Tasse sul lavoro: chi aiuta la crescita

Ridurre le tasse sul lavoro avrebbe effetti positivi ma solo se la copertura avvenisse riducendo la spesa pubblica

– Credits: Photo by Michael Regan/Getty Images

Ridurre le tasse sul lavoro (contributi sociali e Irap sul costo del lavoro), è senz’altro positivo, perché è un modo di sostenere la crescita e  l’occupazione. Con costi del lavoro più bassi chiuderebbero meno aziende, si perderebbero meno posti di lavoro e minore sarebbe l’incentivo a rifugiarsi nel sommerso. Tutto questo vale se la copertura avviene riducendo la spesa pubblica, senza introdurre nuove tasse o ritoccare verso l’alto le aliquote delle imposte esistenti. Il discorso cambia radicalmente se la riduzione del costo del lavoro avviene a parità di pressione fiscale.

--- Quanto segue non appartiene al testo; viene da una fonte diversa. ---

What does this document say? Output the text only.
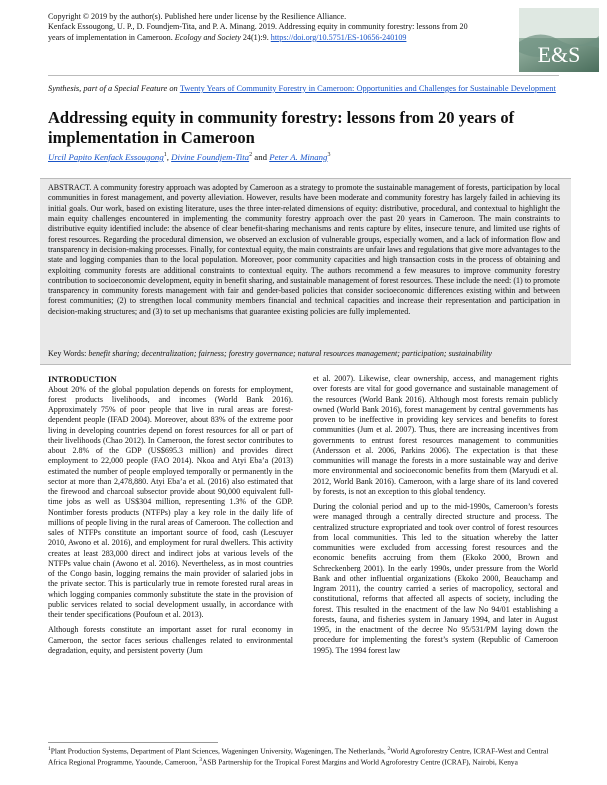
Copyright © 2019 by the author(s). Published here under license by the Resilience Alliance.
Kenfack Essougong, U. P., D. Foundjem-Tita, and P. A. Minang. 2019. Addressing equity in community forestry: lessons from 20
years of implementation in Cameroon. Ecology and Society 24(1):9. https://doi.org/10.5751/ES-10656-240109
E&S
Synthesis, part of a Special Feature on Twenty Years of Community Forestry in Cameroon: Opportunities and Challenges for Sustainable Development
Addressing equity in community forestry: lessons from 20 years of implementation in Cameroon
Urcil Papito Kenfack Essougong$^1$, Divine Foundjem-Tita$^2$ and Peter A. Minang$^3$

ABSTRACT. A community forestry approach was adopted by Cameroon as a strategy to promote the sustainable management of forests, participation by local communities in forest management, and poverty alleviation. However, results have been moderate and community forestry has largely failed in achieving its initial goals. Our work, based on existing literature, uses the three inter-related dimensions of equity: distributive, procedural, and contextual to highlight the main equity challenges encountered in implementing the community forestry approach over the past 20 years in Cameroon. The main constraints to distributive equity identified include: the absence of clear benefit-sharing mechanisms and rents capture by elites, insecure tenure, and limited use rights of forest resources. Regarding the procedural dimension, we observed an exclusion of vulnerable groups, especially women, and a lack of information flow and transparency in decision-making processes. Finally, for contextual equity, the main constraints are unfair laws and regulations that give more advantages to the state and logging companies than to the local population. Moreover, poor community capacities and high transaction costs in the process of obtaining and exploiting community forests are additional constraints to contextual equity. The authors recommend a few measures to improve community forestry contribution to socioeconomic development, equity in benefit sharing, and sustainable management of forest resources. These include the need: (1) to promote transparency in community forests management with fair and gender-based policies that consider socioeconomic differences existing within and between forest communities; (2) to strengthen local community members financial and technical capacities and increase their representation and participation in decision-making structures; and (3) to set up mechanisms that guarantee existing policies are fully implemented.

Key Words: benefit sharing; decentralization; fairness; forestry governance; natural resources management; participation; sustainability
INTRODUCTION

About 20% of the global population depends on forests for employment, forest products livelihoods, and incomes (World Bank 2016). Approximately 75% of poor people that live in rural areas are forest-dependent people (IFAD 2004). Moreover, about 83% of the extreme poor living in developing countries depend on forest resources for all or part of their livelihoods (Chao 2012). In Cameroon, the forest sector contributes to about 2.8% of the GDP (US$695.3 million) and provides direct employment to 22,000 people (FAO 2014). Nkoa and Atyi Eba’a (2013) estimated the number of people employed temporally or permanently in the sector at more than 2,478,880. Atyi Eba’a et al. (2016) also estimated that the firewood and charcoal subsector provide about 90,000 equivalent full-time jobs as well as US$304 million, representing 1.3% of the GDP. Nontimber forests products (NTFPs) play a key role in the daily life of millions of people living in the rural areas of Cameroon. The collection and sales of NTFPs constitute an important source of food, cash (Lescuyer 2010, Awono et al. 2016), and employment for rural dwellers. This activity creates at least 283,000 direct and indirect jobs at various levels of the NTFPs value chain (Awono et al. 2016). Nevertheless, as in most countries of the Congo basin, logging remains the main provider of salaried jobs in the private sector. This is particularly true in remote forested rural areas in which logging companies commonly substitute the state in the provision of public services related to social development usually, in accordance with their tender specifications (Poufoun et al. 2013).

Although forests constitute an important asset for rural economy in Cameroon, the sector faces serious challenges related to environmental degradation, equity, and persistent poverty (Jum

et al. 2007). Likewise, clear ownership, access, and management rights over forests are vital for good governance and sustainable management of the resources (World Bank 2016). Although most forests remain publicly owned (World Bank 2016), forest management by central governments has proven to be ineffective in providing key services and benefits to forest communities (Jum et al. 2007). Thus, there are increasing incentives from governments to entrust forest resources management to communities (Andersson et al. 2006, Parkins 2006). The expectation is that these communities will manage the forests in a more sustainable way and derive more environmental and socioeconomic benefits from them (Maryudi et al. 2012, World Bank 2016). Cameroon, with a large share of its land covered by forests, is not an exception to this global tendency.

During the colonial period and up to the mid-1990s, Cameroon’s forests were managed through a centrally directed structure and process. The centralized structure expropriated and took over control of forest resources from local communities. This led to the situation whereby the latter communities were excluded from accessing forest resources and the economic benefits accruing from them (Ekoko 2000, Brown and Schreckenberg 2001). In the early 1990s, under pressure from the World Bank and other influential organizations (Ekoko 2000, Beauchamp and Ingram 2011), the country carried a series of macropolicy, sectoral and constitutional, reforms that affected all aspects of society, including the forest. This resulted in the enactment of the law No 94/01 establishing a forests, fauna, and fisheries system in January 1994, and later in August 1995, in the enactment of the decree No 95/531/PM laying down the procedure for implementing the forest’s system (Republic of Cameroon 1995). The 1994 forest law

$^1$Plant Production Systems, Department of Plant Sciences, Wageningen University, Wageningen, The Netherlands, $^2$World Agroforestry Centre, ICRAF-West and Central Africa Regional Programme, Yaounde, Cameroon, $^3$ASB Partnership for the Tropical Forest Margins and World Agroforestry Centre (ICRAF), Nairobi, Kenya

In questo secondo caso la domanda che dobbiamo farci è un’altra: tagliare il costo del lavoro è il modo più efficiente per sostenere la crescita? Qui le cose sono molto meno chiare. Anche limitando la nostra attenzione alle economie avanzate, o ai paesi Ocse, bisogna riconoscere che sappiamo ancora poco sull’impatto relativo di eventuali riduzioni fiscali. Secondo la maggior parte degli studiosi le imposte sul patrimonio (come l’Imu) e le imposte sul consumo (come l’iva) hanno un impatto sulla crescita relativamente contenuto, mentre i prelievi sui redditi delle famiglie (Irpef) e su quelli dei produttori (Ires, Irap, contributi sociali) ne hanno uno molto maggiore. ù

Quel che non è chiaro, tuttavia, è se, ai fini della crescita per un paese come l’Italia, la riduzione del costo del lavoro sia la strada più efficiente, o ve ne siano altre ancora più efficienti, come la riduzione dell’imposizione complessiva sulla casa, che darebbe ossigeno all’edilizia, o la riduzione delle imposte sui profitti, che eviterebbe molte chiusure e fallimenti. Il guaio è che non lo sapremo mai con certezza: abbiamo troppe teorie, e troppo pochi dati per fare una scelta su una base scientifica solida.